Dell buyout proposal fails to impress shareholders
Founder and equity firm will have to sweeten bid to take over computer maker after two biggest outside investors reject their offer

Dell, the computer maker that agreed to a US$24.4 billion buyout this month, is coming under increased pressure to make the deal more attractive to shareholders who say the transaction undervalues the company.
Options include boosting the offer price or increasing the dividend.
Dell's biggest outside investors, T. Rowe Price and Southeastern Asset Management, oppose the US$13.65-a-share proposal, saying it undervalues the number-three maker of personal computers.

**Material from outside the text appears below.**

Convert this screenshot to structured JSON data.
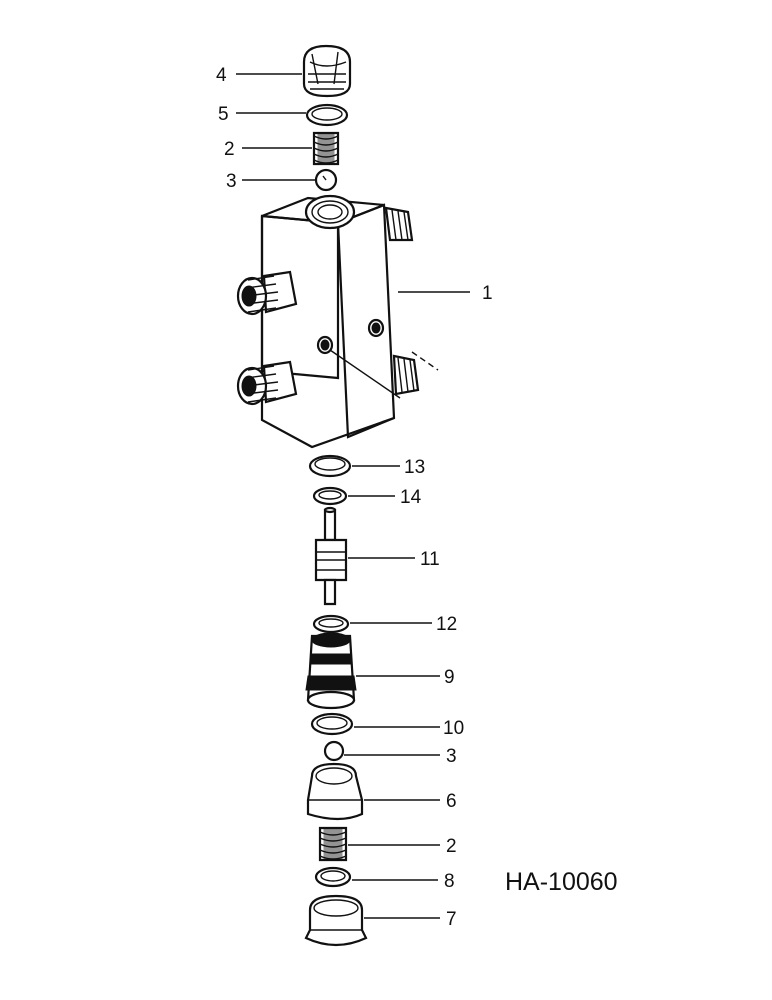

In the largest leveraged buyout since the financial crisis, founder Michael Dell and private equity firm Silver Lake Management seek to take Dell private after the company lost almost one-third of its value last year amid stiffening competition in mobile and cloud computing. The buyers need approval by a majority of shareholders, excluding Michael Dell, and their chances diminish as opposition gains momentum.
"I don't think the offer will get the shareholder vote, especially as the two largest shareholders have come out early and against," said Louis Meyer, an analyst at Oscar Gruss & Son.
Opposing investors would first push for a higher price, he said. Failing that, they would probably "press for some sort of recapitalisation, such as a special dividend".
Dell rose less than 1 per cent to US$13.79 in New York on Tuesday, the highest since last May. The buyout offer is 25 per cent higher than the US$10.88 closing on January 11, the last trading day before buyout talks became public.